REST implementation
This section describes the aspects common to all REST-based interfaces of Cumulocity IoT. The interfaces are based on the Hypertext Transfer Protocol 1.1 using HTTPS.
This section describes the aspects common to all REST-based interfaces of Cumulocity IoT. The interfaces are based on the Hypertext Transfer Protocol 1.1 using HTTPS.
All requests need to be authenticated. There are two ways to do that. First is
to include the HTTP “Authorization” header. The second is OAuth2 authentication code grant. Both are described below.
For the Authorization header method the format is:
Authorization: Basic <<Base64 encoded credentials>>
An example can be found in the Wikipedia entry.
For OAuth authentication the format is:
Authorization: Bearer <<Base64 encoded access token>>
Cumulocity IoT uses the URL in the “Host” header to determine the tenant to authenticate against. Alternatively, you can pass the tenant’s ID as part of the “Authorization” header in the following form:
<<tenant ID>>/<<user name>>:<<password>>
For details on the tenant ID, refer to Tenants > Tenant ID and tenant domain.
Cumulocity IoT supports two factor authentication. If it is enabled, the two factor authentication token is sent in header:
TFAToken:<<tfa-token>>
If the token expires and requires renewal, the backend sends a response header:
TFATokenExpired:TFATokenExpired
Cumulocity IoT supports JWT token authentication. The HTTP header must include:
Authorization: Bearer <<Base64 encoded JWT token>>
The JWT token must be signed using RSA signature with SHA-256 (RS256). The minimal RSA key size is 512 bit.

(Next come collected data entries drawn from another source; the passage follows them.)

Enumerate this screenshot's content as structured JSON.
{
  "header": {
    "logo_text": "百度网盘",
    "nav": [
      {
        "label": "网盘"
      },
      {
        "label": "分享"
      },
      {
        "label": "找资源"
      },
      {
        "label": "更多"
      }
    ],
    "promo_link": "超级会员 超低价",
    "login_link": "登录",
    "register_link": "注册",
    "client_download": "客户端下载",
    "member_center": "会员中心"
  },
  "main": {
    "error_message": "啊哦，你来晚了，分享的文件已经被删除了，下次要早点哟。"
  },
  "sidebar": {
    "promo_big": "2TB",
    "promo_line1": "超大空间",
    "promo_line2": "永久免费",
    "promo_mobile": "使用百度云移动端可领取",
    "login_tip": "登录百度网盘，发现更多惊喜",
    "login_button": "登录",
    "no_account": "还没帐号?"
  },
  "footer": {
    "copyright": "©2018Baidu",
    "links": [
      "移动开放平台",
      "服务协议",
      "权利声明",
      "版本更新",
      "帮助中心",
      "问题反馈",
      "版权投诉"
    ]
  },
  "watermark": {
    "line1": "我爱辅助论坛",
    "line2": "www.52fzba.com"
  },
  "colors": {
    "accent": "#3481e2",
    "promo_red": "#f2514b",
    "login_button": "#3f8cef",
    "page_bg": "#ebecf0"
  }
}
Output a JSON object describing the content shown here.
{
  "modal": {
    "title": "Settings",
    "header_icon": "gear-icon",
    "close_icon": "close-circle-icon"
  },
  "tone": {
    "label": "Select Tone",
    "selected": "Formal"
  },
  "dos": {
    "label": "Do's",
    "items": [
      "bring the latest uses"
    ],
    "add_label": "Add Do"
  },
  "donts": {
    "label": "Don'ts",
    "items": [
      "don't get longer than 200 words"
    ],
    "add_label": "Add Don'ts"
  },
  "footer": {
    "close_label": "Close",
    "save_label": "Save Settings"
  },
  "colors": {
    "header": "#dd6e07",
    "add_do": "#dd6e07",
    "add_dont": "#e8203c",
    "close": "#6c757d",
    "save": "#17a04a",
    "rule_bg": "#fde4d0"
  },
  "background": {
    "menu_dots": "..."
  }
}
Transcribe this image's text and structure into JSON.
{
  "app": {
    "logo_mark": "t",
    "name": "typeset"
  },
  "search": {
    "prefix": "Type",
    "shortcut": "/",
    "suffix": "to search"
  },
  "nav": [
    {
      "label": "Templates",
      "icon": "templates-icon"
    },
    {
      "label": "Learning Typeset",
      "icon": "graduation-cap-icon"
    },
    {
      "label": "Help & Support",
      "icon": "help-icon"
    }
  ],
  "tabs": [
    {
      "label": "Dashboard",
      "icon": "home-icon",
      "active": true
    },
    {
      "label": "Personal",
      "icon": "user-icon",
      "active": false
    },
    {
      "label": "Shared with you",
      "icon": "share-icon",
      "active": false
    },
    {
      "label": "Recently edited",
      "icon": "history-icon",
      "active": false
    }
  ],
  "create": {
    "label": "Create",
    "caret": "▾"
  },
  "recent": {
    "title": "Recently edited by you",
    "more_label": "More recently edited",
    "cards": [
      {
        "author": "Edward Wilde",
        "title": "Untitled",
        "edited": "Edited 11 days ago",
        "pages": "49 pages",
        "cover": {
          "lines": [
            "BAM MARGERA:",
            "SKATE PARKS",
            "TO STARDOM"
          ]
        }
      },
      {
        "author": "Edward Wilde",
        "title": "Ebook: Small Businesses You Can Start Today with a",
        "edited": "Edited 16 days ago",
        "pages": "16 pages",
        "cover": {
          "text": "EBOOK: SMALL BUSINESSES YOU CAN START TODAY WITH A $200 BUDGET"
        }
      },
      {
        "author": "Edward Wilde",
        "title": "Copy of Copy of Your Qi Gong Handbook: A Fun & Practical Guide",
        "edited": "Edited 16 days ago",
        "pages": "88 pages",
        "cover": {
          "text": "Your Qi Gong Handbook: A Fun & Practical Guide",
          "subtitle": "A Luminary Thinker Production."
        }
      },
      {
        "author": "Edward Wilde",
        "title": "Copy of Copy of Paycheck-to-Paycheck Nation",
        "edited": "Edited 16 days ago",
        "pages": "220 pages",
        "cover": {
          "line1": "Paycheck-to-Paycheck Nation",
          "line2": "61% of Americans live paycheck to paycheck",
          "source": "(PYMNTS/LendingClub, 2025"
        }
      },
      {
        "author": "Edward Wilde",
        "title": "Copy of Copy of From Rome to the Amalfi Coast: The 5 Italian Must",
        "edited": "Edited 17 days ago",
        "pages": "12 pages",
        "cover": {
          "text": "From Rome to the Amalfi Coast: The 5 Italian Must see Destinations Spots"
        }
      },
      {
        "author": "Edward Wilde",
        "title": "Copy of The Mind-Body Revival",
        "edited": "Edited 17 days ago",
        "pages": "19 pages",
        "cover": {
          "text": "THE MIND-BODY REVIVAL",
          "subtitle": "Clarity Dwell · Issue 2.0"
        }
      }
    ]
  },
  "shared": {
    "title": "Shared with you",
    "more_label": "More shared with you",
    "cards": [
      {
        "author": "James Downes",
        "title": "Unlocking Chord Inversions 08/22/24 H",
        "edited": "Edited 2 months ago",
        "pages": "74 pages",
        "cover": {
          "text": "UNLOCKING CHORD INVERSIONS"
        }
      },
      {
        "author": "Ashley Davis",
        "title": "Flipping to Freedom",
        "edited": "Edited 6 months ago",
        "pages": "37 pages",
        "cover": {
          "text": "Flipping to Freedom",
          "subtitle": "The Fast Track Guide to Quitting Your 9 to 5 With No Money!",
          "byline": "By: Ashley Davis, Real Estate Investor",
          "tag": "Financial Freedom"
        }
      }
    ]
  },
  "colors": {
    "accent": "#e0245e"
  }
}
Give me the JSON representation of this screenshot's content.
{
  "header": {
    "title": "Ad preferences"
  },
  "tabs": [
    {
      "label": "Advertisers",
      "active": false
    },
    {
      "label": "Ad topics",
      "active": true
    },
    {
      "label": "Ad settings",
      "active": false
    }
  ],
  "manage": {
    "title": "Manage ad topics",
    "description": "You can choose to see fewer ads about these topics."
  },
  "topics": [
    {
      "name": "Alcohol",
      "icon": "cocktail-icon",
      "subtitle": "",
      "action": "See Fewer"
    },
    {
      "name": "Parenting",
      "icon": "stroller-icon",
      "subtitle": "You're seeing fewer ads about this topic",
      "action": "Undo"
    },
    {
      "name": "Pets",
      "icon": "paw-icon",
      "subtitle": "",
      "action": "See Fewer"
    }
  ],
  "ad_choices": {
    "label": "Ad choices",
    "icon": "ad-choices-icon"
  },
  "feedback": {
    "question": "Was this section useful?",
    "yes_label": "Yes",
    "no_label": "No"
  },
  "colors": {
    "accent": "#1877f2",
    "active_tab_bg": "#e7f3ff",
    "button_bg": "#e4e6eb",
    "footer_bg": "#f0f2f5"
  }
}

You can generate an example key here.
You must upload your public key to the tenant options to the “token.publicKey” category.
Example:
POST /tenant/options
Host: ...
Authorization: Basic ...
Content-Type: application/vnd.com.nsn.cumulocity.option+json;ver=...
Accept: application/vnd.com.nsn.cumulocity.option+json;ver=...
{
"category": "token.publicKey",
"key": "myPubKey",
"value": "..."
}
The “key” is an identifier of the public key, which will be referenced in the JWT token header, and the “value” is the public key in PEM format.
Now you can generate the JWT token and sign it with th ematching private key. For example you can do it here.
Token format:
{
"typ": "JWT",
"alg": "RS256",
"kid": "myPubKey"
}
{
"iss": "cumulocity",
"aud": "myTenant",
"sub": "username",
"nbf": 1515678716,
"exp": 1516629116
}
If tenant/username don’t match or the token is expired or the signature is invalid then a 401 error will be returned.
The login with OAuth requires a correct configuration on the Cumulocity IoT side. With the configuration, an additional button is available on the Login page. After clicking the button, the user is redirected to authenticate with the configured authorization server. On successful login, the user is redirected to Cumulocity IoT.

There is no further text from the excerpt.